Recuerdo como si fuera ayer mi primera fotografía en Instagram. Temeroso, tomé entre manos el celular con cámara fotográfica para inmortalizar lo que consideraba una obra digna del MoMA.
5 de diciembre de 2012.
Desde aquella fecha ya se publicaban ensayos y artículos de periodistas y escritores que advertían (y añoraban) la época en que tomar fotografías era un arte. O mejor dicho, algo que se valoraba muchísimo por ser un bien escaso. Es decir, el autor tenía que ser selectivo al momento de inmortalizar una escena.
Y no mentían. En la infancia tener la responsabilidad de cargar la cámara en el viaje familiar era igual que sostener un fusil en la guerra: había que cuidar el rollo fotográfico como las municiones, presionar el botón en el momento exacto podía convertirse en un tema de vida o muerte.

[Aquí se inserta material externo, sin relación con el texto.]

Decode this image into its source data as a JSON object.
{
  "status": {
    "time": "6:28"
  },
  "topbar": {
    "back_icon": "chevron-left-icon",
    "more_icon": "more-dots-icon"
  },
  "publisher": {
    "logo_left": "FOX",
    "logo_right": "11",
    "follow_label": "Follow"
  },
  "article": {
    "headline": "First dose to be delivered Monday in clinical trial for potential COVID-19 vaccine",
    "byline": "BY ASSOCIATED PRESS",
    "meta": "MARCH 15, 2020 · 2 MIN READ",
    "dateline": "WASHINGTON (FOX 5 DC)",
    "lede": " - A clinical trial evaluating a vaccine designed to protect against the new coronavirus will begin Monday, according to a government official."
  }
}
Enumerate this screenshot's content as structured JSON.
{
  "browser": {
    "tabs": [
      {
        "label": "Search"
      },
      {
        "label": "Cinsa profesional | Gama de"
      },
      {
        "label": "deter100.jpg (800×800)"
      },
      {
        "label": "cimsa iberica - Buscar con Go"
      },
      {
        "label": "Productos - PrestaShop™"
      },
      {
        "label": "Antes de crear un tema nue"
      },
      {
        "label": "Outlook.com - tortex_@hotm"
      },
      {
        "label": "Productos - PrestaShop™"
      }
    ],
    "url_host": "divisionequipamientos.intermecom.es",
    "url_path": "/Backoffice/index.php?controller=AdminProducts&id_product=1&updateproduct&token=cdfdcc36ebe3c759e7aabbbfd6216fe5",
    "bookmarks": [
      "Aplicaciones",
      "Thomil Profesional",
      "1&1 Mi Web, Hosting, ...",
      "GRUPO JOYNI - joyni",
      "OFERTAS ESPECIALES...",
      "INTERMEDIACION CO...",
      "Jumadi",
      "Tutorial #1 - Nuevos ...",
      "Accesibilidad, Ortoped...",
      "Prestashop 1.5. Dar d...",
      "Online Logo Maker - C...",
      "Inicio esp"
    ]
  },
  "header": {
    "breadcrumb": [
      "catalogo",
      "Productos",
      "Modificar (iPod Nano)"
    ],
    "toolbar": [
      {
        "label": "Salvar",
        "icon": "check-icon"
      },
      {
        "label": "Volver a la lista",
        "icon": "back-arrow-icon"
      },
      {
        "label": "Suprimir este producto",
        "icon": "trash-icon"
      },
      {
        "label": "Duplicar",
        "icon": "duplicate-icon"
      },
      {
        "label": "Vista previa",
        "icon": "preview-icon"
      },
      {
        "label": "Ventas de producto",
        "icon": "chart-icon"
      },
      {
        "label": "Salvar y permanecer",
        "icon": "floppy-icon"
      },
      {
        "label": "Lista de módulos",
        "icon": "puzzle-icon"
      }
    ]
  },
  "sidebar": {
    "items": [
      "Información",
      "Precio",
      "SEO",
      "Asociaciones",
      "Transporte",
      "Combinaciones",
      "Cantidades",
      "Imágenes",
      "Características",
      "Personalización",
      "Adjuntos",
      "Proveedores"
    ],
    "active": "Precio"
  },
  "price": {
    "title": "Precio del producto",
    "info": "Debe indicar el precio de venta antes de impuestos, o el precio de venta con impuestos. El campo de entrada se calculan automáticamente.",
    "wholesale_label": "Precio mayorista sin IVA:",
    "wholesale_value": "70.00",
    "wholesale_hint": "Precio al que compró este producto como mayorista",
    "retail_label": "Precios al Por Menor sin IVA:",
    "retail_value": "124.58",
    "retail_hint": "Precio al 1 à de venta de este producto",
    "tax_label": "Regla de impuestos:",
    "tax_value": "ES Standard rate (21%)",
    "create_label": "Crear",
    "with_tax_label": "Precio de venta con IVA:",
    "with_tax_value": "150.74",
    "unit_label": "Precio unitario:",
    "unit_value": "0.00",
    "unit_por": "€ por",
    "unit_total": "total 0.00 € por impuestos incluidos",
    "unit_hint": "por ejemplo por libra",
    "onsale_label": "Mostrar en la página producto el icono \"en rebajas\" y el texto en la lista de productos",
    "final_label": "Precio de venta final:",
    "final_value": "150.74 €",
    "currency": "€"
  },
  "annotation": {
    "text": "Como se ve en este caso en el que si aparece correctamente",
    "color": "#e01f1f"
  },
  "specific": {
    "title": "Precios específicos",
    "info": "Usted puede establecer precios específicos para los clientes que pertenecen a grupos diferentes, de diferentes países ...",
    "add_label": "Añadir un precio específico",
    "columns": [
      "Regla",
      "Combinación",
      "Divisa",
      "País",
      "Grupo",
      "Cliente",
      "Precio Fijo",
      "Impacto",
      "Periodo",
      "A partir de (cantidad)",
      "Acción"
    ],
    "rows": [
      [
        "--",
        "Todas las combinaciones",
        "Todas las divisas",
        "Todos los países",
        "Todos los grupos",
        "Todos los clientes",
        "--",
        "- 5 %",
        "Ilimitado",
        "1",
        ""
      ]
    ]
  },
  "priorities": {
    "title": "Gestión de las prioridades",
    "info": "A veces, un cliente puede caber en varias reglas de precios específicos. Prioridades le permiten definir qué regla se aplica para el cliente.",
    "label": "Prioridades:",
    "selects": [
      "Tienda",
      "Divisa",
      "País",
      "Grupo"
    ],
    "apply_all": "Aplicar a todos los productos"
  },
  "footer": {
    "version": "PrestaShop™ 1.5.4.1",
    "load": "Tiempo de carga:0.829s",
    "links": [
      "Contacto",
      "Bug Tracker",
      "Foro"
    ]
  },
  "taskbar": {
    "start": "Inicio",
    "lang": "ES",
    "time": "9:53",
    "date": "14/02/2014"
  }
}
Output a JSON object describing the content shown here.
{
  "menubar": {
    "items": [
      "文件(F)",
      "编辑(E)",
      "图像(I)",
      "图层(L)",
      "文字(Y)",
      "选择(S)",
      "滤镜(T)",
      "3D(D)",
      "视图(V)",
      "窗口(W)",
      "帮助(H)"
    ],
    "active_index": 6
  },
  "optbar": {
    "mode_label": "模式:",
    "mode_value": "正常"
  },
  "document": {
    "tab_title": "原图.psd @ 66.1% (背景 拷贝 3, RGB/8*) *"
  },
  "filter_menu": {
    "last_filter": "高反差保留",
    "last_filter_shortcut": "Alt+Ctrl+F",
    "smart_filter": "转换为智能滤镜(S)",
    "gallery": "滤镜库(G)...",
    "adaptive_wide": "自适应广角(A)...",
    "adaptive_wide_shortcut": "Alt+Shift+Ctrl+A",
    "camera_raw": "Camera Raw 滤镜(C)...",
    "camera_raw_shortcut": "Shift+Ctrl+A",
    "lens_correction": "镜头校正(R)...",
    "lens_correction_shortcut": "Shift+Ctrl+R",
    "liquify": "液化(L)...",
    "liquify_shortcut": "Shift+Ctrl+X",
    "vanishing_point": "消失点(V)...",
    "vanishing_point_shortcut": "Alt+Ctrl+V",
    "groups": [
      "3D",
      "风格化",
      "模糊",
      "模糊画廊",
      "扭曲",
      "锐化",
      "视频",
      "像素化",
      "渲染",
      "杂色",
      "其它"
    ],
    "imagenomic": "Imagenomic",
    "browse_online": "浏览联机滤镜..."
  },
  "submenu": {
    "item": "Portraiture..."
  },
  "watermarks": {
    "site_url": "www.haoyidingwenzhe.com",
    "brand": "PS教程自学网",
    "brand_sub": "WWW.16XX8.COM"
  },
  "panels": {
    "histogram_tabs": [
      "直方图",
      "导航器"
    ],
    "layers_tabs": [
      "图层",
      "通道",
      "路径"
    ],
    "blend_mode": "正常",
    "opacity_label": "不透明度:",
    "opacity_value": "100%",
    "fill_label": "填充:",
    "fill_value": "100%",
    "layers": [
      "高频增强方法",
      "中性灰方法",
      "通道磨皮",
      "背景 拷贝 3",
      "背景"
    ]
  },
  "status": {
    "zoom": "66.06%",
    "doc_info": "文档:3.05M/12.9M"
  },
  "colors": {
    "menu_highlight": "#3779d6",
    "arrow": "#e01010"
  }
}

Sin embargo, con la llegada de Instagram tomar fotografías se convirtió en lo mismo que ir a la guerra (pero en un videojuego). De golpe y porrazo teníamos municiones infinitas. Y lo infinito lleva al derroche. Y el derroche a la carencia.
En la actualidad disparamos cientos de miles de veces para capturar la intrascendencia. Y lo peor no es captarla, sino compartirla. La fotografía dejó de ser el retrato de un momento íntimo o memorable para dar paso a la presunción.